Publication

Abstract : Chemoresistance denotes the intricate, multifactorial molecular mechanisms by which malignant cells subvert the cytotoxicity of chemotherapeutic agents, thereby impeding therapeutic efficacy. This phenomenon is orchestrated through a confluence of processes, which we propose as the major hallmarks of chemoresistance in cancer. Dysregulation of drug transporters, activation of pro-survival pathways, cancer stem cell driven proliferation, DNA damage and repair mechanisms, evasion of apoptosis, autophagy induction, secretion of extracellular vesicles, and metabolic reprogramming represents the major mechanisms of chemoresistance in cancer. Breast cancer is one of the most common and aggressive types of cancer, with significant challenges in treatment due to its heterogeneity. Despite progress in various treatment regimens, chemoresistance continues to be a significant challenge in the effective management of breast cancer.
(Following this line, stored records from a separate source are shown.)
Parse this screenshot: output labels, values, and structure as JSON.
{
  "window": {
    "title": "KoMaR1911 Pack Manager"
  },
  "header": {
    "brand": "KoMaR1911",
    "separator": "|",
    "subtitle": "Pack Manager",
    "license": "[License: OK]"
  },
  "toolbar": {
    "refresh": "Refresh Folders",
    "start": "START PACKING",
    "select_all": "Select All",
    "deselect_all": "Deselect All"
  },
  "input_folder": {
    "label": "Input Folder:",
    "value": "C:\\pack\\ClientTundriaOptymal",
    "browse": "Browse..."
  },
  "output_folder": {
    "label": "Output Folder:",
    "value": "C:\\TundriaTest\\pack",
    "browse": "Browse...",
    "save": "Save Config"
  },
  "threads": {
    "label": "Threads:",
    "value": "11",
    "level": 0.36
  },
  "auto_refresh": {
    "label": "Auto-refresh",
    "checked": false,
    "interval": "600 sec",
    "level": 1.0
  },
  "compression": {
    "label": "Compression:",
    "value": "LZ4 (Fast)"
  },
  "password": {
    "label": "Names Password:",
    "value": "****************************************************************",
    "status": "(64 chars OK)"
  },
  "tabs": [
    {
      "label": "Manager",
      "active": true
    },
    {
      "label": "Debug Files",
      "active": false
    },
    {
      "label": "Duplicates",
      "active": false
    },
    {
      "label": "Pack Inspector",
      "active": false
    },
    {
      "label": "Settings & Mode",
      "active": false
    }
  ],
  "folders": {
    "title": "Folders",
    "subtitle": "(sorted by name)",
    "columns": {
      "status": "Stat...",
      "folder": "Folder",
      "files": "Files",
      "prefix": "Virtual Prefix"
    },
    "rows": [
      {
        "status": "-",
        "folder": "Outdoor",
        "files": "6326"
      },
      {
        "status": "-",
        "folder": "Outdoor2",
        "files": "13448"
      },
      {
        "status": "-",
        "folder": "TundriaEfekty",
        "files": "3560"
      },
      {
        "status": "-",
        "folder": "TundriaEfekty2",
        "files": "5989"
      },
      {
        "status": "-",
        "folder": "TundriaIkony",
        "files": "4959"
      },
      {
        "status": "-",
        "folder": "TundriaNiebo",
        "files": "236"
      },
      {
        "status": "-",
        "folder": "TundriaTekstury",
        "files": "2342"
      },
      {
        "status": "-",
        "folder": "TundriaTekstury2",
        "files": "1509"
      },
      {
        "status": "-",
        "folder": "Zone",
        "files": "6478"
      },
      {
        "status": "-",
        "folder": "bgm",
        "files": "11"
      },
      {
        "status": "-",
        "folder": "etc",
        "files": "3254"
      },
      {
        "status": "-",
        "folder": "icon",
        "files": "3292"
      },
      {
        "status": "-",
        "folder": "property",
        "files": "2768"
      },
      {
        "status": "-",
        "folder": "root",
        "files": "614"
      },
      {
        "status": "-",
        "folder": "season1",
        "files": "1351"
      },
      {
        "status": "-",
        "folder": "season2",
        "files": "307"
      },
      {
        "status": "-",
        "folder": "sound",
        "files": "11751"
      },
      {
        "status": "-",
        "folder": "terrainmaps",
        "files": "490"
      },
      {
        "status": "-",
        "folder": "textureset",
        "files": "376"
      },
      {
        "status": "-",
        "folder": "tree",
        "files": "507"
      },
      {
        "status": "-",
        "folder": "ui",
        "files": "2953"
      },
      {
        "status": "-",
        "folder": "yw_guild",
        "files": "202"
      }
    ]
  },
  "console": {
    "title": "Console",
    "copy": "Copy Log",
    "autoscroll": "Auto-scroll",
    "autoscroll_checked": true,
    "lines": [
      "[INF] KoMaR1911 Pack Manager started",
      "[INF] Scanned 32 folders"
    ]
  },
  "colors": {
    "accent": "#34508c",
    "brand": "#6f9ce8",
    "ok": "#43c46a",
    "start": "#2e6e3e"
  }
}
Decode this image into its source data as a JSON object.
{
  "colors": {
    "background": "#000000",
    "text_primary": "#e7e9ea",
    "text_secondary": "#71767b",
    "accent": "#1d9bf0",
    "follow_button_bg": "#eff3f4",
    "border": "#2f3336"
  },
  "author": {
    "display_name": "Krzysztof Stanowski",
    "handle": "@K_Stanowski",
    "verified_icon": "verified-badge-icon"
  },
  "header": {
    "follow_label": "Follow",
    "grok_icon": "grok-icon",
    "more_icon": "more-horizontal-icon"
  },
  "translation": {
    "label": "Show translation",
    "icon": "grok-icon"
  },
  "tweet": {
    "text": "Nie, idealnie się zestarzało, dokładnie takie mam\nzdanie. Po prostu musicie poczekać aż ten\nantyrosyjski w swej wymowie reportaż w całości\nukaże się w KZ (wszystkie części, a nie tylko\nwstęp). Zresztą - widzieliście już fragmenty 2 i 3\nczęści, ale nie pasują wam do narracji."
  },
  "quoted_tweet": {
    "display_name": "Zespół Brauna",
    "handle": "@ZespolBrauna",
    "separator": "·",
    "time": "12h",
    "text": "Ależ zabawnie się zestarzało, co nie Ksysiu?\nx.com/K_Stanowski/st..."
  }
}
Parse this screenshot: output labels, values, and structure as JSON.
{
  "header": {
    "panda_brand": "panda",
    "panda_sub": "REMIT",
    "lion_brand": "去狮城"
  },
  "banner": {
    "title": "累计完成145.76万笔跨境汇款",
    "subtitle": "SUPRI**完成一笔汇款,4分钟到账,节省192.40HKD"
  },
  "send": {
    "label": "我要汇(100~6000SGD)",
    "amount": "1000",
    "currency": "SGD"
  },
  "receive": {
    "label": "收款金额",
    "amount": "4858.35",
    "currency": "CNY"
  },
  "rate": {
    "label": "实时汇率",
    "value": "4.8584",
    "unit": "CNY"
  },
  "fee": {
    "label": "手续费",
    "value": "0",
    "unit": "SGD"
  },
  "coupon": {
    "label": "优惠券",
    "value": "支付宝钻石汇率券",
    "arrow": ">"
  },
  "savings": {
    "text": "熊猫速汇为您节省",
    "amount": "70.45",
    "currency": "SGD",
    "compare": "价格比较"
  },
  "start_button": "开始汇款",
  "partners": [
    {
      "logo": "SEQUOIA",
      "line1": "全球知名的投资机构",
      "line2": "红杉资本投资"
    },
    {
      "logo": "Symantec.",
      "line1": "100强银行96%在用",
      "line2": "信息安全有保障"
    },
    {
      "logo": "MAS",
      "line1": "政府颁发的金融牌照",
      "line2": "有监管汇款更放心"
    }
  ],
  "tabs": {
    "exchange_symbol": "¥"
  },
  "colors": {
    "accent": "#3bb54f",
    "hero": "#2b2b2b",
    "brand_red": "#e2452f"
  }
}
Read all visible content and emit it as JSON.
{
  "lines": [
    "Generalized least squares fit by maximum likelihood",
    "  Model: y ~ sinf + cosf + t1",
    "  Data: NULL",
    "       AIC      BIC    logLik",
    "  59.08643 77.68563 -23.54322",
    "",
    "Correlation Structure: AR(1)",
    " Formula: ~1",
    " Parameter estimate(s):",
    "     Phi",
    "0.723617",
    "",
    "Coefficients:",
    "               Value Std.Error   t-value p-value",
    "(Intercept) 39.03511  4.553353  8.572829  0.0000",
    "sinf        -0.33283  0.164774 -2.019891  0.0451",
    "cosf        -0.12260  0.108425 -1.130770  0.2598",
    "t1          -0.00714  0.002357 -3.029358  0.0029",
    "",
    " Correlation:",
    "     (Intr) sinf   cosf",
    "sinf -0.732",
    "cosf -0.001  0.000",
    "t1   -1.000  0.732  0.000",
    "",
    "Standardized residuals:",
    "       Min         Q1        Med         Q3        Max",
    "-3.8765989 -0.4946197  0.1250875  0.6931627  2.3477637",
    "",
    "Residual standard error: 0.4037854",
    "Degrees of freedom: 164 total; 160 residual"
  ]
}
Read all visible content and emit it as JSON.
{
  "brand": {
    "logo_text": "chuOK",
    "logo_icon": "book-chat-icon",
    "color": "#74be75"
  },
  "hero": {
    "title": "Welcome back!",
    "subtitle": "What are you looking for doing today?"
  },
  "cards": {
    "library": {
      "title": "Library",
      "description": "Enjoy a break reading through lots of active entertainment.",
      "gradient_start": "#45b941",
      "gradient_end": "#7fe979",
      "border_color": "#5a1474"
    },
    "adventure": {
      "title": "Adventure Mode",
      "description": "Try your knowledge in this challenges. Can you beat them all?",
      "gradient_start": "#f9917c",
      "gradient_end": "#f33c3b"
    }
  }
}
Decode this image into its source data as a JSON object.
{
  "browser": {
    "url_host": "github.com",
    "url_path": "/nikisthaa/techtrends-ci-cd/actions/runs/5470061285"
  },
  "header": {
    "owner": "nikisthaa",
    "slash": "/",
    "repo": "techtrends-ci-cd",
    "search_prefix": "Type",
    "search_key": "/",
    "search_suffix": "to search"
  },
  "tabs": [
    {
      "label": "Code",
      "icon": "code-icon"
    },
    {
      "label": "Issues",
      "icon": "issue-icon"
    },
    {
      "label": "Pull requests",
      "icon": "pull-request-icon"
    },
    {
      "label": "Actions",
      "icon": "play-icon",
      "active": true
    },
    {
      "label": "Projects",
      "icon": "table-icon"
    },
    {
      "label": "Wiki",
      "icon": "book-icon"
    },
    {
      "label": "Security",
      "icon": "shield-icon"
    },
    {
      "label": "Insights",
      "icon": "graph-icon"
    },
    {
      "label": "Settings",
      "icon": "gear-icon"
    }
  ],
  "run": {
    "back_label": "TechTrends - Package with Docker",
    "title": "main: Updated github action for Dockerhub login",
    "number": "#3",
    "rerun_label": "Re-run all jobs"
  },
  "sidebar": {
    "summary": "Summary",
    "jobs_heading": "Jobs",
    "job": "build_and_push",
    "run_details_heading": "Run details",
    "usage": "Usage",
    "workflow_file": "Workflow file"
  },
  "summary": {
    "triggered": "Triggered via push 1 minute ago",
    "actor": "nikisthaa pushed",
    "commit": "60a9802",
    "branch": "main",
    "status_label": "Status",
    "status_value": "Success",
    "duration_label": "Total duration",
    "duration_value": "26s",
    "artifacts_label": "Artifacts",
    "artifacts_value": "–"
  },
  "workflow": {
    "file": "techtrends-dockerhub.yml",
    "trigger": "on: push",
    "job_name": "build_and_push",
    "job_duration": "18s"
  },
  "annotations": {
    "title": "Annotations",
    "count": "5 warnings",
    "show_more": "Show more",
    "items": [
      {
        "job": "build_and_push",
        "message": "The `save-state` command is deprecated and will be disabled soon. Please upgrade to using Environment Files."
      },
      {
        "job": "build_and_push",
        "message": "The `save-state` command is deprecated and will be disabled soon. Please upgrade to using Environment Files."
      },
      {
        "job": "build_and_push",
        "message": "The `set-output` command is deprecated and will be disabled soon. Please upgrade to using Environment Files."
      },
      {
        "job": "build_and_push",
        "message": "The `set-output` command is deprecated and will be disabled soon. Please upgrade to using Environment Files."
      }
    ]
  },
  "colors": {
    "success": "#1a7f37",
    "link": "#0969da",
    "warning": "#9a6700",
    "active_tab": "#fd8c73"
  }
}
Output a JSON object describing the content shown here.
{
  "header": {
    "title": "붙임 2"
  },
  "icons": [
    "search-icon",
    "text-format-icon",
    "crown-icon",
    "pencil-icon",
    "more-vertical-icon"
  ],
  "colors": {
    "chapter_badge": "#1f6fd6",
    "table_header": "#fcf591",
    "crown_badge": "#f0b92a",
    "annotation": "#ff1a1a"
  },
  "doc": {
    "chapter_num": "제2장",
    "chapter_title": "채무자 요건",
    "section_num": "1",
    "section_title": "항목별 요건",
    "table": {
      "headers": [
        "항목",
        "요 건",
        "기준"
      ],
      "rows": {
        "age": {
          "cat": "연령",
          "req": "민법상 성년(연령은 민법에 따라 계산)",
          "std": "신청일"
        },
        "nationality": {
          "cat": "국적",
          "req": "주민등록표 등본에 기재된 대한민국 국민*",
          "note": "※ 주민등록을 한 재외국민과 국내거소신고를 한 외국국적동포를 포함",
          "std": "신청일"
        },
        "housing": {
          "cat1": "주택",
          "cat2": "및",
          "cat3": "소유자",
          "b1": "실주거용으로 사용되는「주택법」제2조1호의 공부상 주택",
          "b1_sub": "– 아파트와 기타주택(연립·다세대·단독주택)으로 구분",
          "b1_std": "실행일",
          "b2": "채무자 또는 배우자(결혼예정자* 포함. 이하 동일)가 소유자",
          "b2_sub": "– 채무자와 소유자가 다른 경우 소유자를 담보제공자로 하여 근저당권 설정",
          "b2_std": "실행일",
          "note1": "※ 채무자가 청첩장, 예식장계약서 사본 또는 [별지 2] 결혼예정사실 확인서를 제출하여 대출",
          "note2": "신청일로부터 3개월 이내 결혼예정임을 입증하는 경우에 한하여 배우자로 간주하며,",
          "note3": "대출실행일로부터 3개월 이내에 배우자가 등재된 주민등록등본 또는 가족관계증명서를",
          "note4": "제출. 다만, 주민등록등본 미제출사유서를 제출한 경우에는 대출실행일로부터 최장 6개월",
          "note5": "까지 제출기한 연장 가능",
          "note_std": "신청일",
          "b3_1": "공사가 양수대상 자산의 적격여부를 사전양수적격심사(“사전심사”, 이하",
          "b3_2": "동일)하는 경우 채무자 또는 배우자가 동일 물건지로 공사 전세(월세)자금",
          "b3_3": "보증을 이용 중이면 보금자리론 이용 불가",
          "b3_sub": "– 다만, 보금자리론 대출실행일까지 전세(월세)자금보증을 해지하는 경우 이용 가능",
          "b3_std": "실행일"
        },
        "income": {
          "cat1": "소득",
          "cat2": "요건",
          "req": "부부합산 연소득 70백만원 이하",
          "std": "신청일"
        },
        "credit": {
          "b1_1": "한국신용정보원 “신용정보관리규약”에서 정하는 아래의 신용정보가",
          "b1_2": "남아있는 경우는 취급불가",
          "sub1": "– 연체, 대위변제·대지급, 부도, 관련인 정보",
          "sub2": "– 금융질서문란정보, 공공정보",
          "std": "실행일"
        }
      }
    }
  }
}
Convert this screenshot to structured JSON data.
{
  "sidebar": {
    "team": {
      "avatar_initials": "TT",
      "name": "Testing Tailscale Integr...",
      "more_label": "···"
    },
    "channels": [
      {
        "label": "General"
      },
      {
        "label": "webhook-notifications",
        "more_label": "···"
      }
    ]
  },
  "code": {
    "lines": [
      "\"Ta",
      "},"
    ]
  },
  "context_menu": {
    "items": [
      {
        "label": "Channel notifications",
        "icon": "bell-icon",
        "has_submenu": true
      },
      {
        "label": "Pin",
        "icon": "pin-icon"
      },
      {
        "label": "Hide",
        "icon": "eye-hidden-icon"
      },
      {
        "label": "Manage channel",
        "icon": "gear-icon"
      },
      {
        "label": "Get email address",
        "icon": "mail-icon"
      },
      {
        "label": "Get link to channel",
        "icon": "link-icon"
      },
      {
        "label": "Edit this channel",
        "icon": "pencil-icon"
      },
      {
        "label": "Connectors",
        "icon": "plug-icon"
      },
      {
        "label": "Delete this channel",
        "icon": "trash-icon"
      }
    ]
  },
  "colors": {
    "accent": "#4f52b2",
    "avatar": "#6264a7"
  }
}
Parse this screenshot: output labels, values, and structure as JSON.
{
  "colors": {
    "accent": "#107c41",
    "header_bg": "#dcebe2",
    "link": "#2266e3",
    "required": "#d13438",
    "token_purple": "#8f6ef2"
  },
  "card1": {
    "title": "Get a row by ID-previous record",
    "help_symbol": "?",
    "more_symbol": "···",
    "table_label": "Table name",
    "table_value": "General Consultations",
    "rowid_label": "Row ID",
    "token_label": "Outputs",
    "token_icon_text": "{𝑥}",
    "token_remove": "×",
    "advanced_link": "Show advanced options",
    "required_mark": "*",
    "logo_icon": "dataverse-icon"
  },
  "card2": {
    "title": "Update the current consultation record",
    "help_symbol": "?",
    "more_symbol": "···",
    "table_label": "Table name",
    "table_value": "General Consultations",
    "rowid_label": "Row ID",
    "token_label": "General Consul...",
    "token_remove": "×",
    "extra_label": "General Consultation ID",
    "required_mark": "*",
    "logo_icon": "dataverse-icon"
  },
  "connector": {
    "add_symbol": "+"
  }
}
In this context, high-throughput proteomic methodologies, which quantitatively assess proteome-wide alterations and explore post-translational modifications, can provide an unbiased framework for unraveling the molecular intricacies of chemotherapy resistance. This article comprehensively reviews the application of advanced proteomic techniques in elucidating the pathophysiological mechanisms of chemoresistance in breast carcer. Additionally, it highlights promising protein signatures uncovered via proteomic tools, as well as therapeutic strategies targeting chemoresistant hallmarks to overcome drug resistance in breast cancer. By leveraging the mightiness of proteomic technologies, we move closer to efficient, potent and personalized therapeutic interventions for chemoresistant breast cancer.